Most of our analyses have focused on the promoters of protein-coding genes. However, it was possible that E2F1 genomic recruitment might be different at different types of promoters. Therefore, we analyzed the binding of E2F1 to the promoters of miRNA genes. A previous study used the genomic coordinates of H3K4me3-enriched loci derived from multiple cell types to identify putative promoters for 578 human miRNAs (62). With the caveat that we do not know how many of these miRNA promoters are correctly localized or which are in open chromatin in MCF7 cells, we determined which of the 578 putative miRNA promoters were bound by E2F1. To do so, the top 10,000 peaks identified by ChIP-seq for the WT E2F1 and the E2F1 deletion mutants were overlapped with the miRNA promoters, allowing a 200-bp gap between the E2F1 peak and the putative core miRNA promoter region. We identified 96 miRNA promoters that were bound by E2F1, 128 promoters that were bound by the C-terminal deletion mutant, 90 promoters that were bound by the mutant deleted for both the N and C termini, and 85 promoters that were bound by the marked box mutant.
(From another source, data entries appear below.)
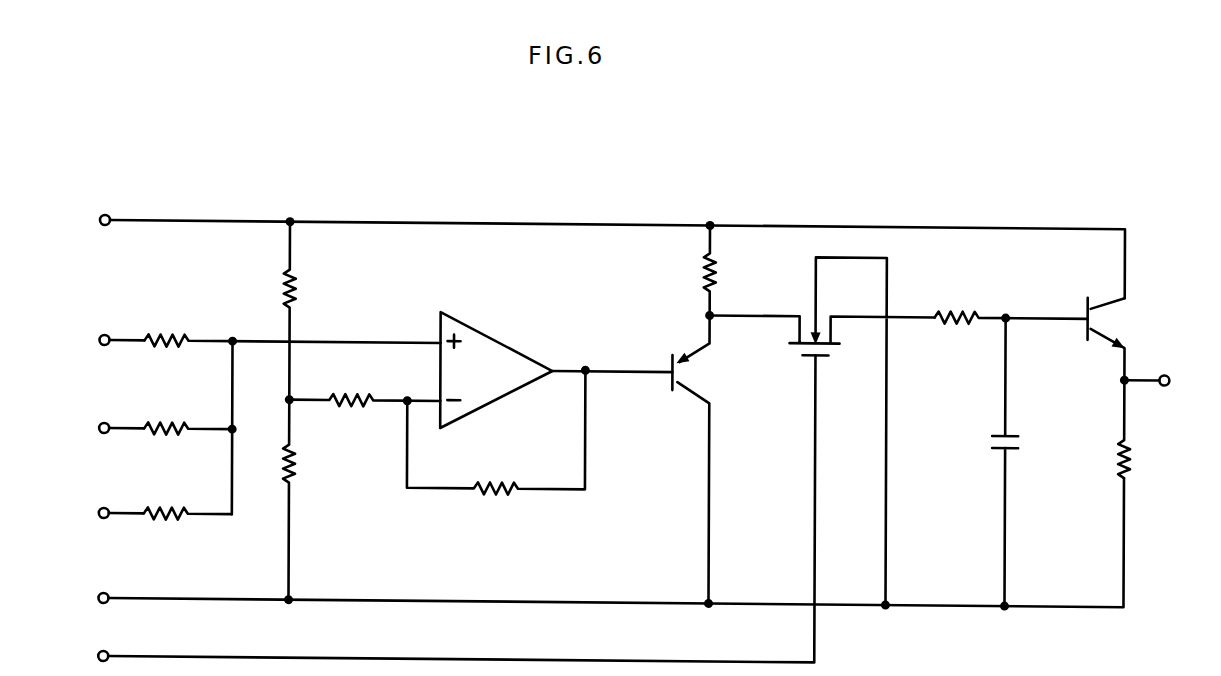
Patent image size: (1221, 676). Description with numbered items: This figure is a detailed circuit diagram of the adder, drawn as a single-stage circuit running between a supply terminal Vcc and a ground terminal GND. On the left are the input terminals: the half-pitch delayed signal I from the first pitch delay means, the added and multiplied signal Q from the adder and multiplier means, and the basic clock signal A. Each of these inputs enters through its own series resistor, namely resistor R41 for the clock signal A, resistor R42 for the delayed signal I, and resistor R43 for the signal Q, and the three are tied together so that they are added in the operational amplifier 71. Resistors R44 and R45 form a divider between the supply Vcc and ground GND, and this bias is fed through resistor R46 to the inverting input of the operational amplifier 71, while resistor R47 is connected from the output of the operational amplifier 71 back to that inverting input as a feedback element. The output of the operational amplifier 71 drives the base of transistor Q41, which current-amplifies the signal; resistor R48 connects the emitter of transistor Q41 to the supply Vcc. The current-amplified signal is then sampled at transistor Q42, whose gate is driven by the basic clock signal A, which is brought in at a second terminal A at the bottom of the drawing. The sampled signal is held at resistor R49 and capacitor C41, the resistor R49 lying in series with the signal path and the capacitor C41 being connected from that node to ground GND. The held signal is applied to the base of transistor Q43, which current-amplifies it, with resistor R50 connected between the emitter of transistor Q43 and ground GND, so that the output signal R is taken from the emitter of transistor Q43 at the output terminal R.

The input resistor (A) R41 is at (292, 412).
The input resistor (I) R42 is at (190, 416).
The input resistor (Q) R43 is at (188, 501).
The bias divider resistor R44 is at (316, 311).
The bias divider resistor R45 is at (315, 502).
The inverting input resistor R46 is at (364, 387).
The feedback resistor R47 is at (496, 432).
The emitter resistor R48 is at (738, 268).
The resistor R49 is at (1010, 303).
The output emitter resistor R50 is at (1152, 430).
The operational amplifier 71 is at (513, 343).
The transistor Q41 is at (707, 460).
The transistor Q42 is at (821, 433).
The transistor Q43 is at (1120, 339).
The capacitor C41 is at (1025, 464).
The supply terminal Vcc is at (586, 252).
The ground terminal GND is at (581, 546).
The basic clock signal A is at (439, 502).
The 0.5 pitch delayed signal I is at (106, 430).
The added and multiplied signal Q is at (103, 515).
The output signal R is at (1156, 381).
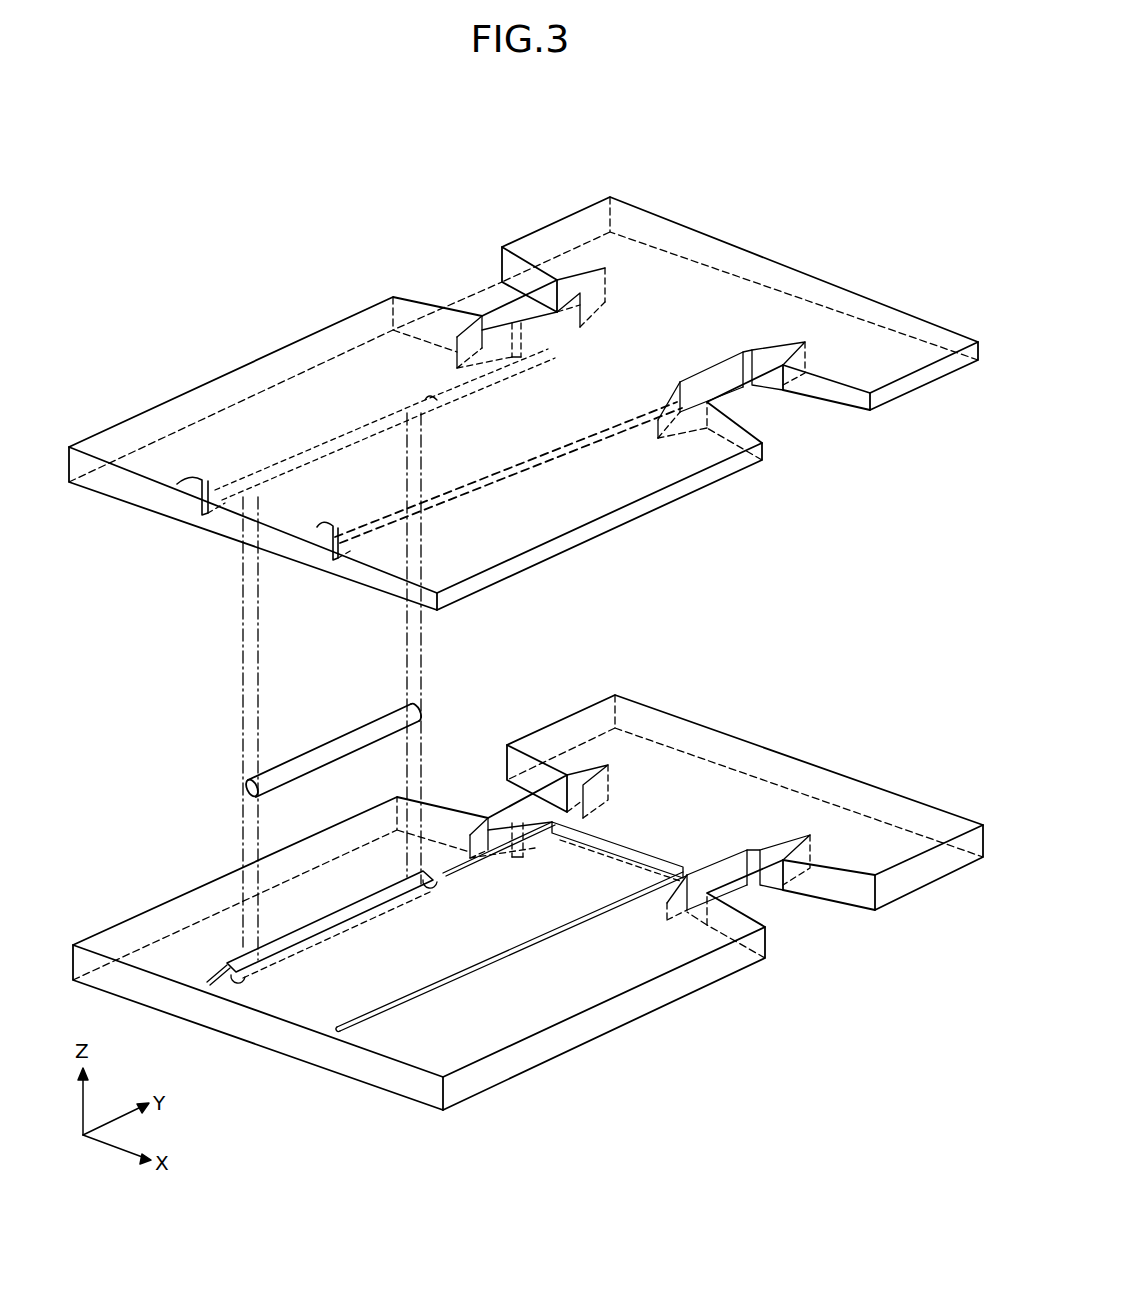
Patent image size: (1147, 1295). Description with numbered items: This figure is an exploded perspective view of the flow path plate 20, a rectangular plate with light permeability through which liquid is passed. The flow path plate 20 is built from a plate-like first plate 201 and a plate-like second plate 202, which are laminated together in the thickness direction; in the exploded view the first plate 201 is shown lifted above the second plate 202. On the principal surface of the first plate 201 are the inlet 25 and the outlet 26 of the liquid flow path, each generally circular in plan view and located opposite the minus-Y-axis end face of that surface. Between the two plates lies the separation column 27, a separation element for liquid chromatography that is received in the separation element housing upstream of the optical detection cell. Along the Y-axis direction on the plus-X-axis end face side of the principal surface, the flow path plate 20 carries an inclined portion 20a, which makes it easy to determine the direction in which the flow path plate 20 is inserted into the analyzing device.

The flow path plate 20 is at (796, 138).
The first plate 201 is at (523, 422).
The second plate 202 is at (604, 1015).
The inclined portion 20a is at (452, 540).
The inlet 25 is at (183, 478).
The outlet 26 is at (323, 522).
The separation column 27 is at (328, 743).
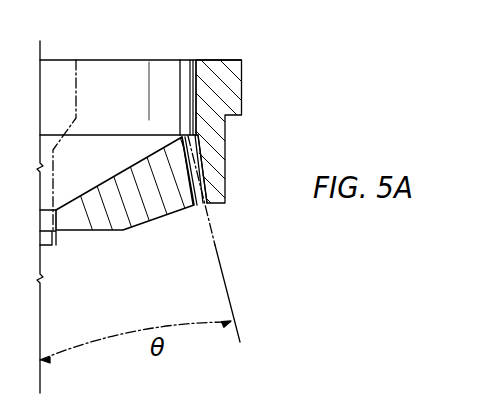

Thus, 17–22% of the miRNA promoters were bound by E2F1. Visual inspection indicated that the miRNA promoters bound by E2F1 were also bound by the E2F1 deletion mutants. Thus, E2F1 is recruited to miRNA promoters in a similar manner as it is recruited to the promoters of coding genes. In summary, E2F1 protein derivatives lacking characterized protein interaction domains behaved identically to WT E2F1 in respect to their recruitment to the human genome, whereas the DNA binding domain mutant was completely unable to stably bind to the genome.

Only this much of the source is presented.